Procuraremos seguir, neste e nos demais artigos, a nível mais abstrato, o próprio processo de tecer, visando estabelecer leis de formação na composição dos padrões gerados pela técnica repasso. Para isso será considerado a transcrição numérica do código repasso (veja exemplo abaixo) que contém as indicações necessárias tanto para a passagem dos fios do urdume nas folhas de liços como para a sequência de pedalagem durante a execução da trama.
Para maior comodidade na leitura e compreensão do assunto transcrevo, do artigo inicial, como ocorrem essas indicações. Recomendo, se você ainda não o fez, ler o artigo inicial.

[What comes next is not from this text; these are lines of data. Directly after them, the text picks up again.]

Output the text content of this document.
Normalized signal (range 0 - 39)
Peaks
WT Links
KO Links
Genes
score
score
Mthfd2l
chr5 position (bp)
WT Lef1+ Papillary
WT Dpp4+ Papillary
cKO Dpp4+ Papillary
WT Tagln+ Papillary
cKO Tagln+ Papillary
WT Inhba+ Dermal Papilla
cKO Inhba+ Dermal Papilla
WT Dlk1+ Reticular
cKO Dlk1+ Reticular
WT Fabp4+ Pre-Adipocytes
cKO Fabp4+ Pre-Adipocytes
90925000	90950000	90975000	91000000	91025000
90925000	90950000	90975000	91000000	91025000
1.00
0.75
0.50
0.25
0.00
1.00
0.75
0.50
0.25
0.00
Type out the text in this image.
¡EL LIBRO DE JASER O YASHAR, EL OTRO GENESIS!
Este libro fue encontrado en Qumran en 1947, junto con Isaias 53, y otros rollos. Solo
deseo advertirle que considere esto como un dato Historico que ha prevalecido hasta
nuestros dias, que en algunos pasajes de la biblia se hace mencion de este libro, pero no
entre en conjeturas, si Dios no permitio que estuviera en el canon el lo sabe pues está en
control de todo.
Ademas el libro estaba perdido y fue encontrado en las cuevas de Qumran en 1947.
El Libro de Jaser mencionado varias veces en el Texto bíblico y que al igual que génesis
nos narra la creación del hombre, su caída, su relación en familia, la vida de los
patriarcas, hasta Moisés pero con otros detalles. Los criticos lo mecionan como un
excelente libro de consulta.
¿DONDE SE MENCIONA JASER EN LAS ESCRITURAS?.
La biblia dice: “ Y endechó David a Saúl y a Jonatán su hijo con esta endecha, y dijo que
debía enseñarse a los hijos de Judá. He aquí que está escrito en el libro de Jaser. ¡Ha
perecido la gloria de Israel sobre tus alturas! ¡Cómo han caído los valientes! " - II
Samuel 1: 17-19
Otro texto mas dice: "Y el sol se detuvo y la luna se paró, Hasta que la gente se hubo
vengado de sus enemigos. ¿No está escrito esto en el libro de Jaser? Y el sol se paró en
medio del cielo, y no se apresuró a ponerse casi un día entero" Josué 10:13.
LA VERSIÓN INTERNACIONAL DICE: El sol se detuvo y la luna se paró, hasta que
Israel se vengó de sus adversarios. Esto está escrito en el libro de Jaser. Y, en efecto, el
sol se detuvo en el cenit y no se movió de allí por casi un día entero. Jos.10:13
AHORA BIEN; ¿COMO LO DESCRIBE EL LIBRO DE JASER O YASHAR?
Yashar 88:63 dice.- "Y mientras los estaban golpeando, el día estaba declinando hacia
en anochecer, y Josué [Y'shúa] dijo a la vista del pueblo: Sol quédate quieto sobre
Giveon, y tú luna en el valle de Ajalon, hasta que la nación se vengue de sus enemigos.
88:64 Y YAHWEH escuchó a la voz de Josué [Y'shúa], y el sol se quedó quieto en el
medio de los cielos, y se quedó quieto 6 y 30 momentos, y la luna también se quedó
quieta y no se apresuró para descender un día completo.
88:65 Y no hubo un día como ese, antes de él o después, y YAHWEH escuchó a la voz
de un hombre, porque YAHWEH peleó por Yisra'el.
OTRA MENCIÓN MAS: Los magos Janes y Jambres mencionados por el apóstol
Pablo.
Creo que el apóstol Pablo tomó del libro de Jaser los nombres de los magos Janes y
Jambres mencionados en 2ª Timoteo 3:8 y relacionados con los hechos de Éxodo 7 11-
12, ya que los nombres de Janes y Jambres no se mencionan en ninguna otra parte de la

- Leitura e passagem dos fios do urdume: da direita para a esquerda (pode também ser feita da esquerda para a direita) e de cima para baixo. Ou seja, no caso do exemplo acima, será passado o primeiro fio no último olho do liço 4, o segundo no último do 2, o terceiro no penúltimo do 4, o quarto no penúltimo do 2, o quinto no antipenúltimo do 4, o sexto no antipenúltimo do 2 (os seis últimos traços verticais do código), e assim sucessivamente. Ao término da passagem do código (par de liços 2 e 4 mais a esquerda repetidos três vezes) o processo retorna ao início (à direita) se repetindo até ocupar toda a largura do urdume ou a largura do tecido pretendido. Verifica-se, portanto, a existência de uma propriedade cíclica no uso do código. O mesmo se aplica para a sequência de pedalagem;
- Leitura e a sequência de pedalagem: Encontra-se transcrita abaixo do código (na prática não existe esta notação, aqui utilizada apenas para facilitar a explicação), indicando que será pisado o par de pedais 24 três vezes, o par 23, também 3 vezes, e assim por diante. Observe que a leitura do código para a sequência de pedalagem é feita da esquerda para a direita.
Outras informações do artigo inicial serão repetidas visando ganhos na compreensão. Isto posto, vamos adiante.
A técnica repasso é executada em teares com quatro pedais. Cada pedal está amarrado a uma folha de liços por onde se distribuem os fios que compõem o urdume.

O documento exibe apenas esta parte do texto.